Паркинсон не любил солнечные дни. Потому что приходилось жмуриться, как кот, чтобы глаза не кусали позолоченные лучи. Он любил пасмурную погоду. Когда пепельные облака затягивали в объятия целый мир. Но сегодня был золотистый день. Как раз такой, когда Чёрное озеро, отражая солнце, пылает белоснежными алмазами. Когда на него так больно смотреть. В пасмурную же погоду, озеро походило на ртуть. Оно волновалось в лёгкой ряби и казалось чуть плотнее, чем вода. Чуть загадочнее и тлетворнее. Говорят, на дне спит страж. Но Шейми его никогда не видел. Да и люди много чего говорят. Особенно про то, что не знают или не понимают. В этом они с Элис были похожи. Только люди их не понимали и не знали по-разному. Паркинсон весьма успешно сливался с толпой внешне. У него не было цветных волос, третьего глаза, вызывающей одежды или пирсинга. А дальше редко кто заглядывал. Элис же предпочиталась выглядеть ровно также, как и думает. То есть своенравно. Необычно. Или смело?

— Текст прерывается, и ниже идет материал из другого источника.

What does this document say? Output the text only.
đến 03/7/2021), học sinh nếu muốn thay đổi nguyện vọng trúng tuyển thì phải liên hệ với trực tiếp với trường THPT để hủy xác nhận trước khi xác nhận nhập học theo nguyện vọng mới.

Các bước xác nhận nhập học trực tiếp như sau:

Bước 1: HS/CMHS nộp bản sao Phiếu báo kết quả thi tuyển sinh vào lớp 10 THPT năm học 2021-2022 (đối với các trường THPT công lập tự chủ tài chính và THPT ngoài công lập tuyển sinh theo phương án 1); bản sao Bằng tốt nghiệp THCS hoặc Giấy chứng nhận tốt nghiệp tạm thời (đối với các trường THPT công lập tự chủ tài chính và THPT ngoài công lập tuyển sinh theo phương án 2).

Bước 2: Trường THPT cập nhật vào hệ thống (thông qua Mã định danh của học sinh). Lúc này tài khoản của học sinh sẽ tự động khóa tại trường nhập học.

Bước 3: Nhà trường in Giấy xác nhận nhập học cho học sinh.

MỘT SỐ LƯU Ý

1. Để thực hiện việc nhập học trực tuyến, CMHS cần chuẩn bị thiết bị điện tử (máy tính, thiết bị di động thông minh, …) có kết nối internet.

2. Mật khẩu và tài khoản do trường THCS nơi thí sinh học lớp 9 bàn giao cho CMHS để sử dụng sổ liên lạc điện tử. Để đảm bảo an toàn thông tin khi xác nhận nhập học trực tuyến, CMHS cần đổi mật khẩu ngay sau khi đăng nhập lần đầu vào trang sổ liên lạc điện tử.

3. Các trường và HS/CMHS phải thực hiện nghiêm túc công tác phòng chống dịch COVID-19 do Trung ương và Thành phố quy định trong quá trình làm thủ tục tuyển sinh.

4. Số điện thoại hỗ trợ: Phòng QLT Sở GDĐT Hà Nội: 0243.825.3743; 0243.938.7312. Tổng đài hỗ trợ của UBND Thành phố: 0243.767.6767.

Взять и сделать то, что хочешь. Быть тем, кем хочешь. И не скрывать этого... вот где нужно мужество. И очень мило, что девочка хочет завернуться в интересные одежды, укутываясь в интересные рисунки. А Паркинсон хотел вырывать глаза и складывать их в баночки. Потому что ему нравится как блестят человеческие радужки. А ещё ему хотелось, чтобы другие верили в его причастность к обществу. Это означает не плыть против течения открыто.

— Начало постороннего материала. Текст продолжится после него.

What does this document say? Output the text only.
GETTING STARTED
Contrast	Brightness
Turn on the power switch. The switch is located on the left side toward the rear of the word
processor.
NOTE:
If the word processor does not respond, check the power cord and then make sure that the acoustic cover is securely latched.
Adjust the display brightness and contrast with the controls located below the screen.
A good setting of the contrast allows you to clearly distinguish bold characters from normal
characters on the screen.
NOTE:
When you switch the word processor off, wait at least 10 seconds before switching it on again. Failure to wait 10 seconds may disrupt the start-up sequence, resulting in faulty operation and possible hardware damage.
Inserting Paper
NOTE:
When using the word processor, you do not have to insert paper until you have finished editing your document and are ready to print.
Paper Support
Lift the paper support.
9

Но сейчас он готов был не просто плыть против течения, а повернуть этот поток в другую сторону. О да, любовь лишает гравитации и размазывает магнитные поля Земли. Сводит с ума, как кайф. И заставляет не сдерживаться, когда кто-то мешает. Этого Шеймус определенно не понимал. Не понимал, почему ему мешают. И не понимал, почему он все ещё не разбил нос гриффиндорскому сукину сыну. Может потому что обнимать кровавыми руками леди - откровенный моветон. Особенно, если ты задумал ей вручить своё сердце, себя и ещё положить мир к ногам.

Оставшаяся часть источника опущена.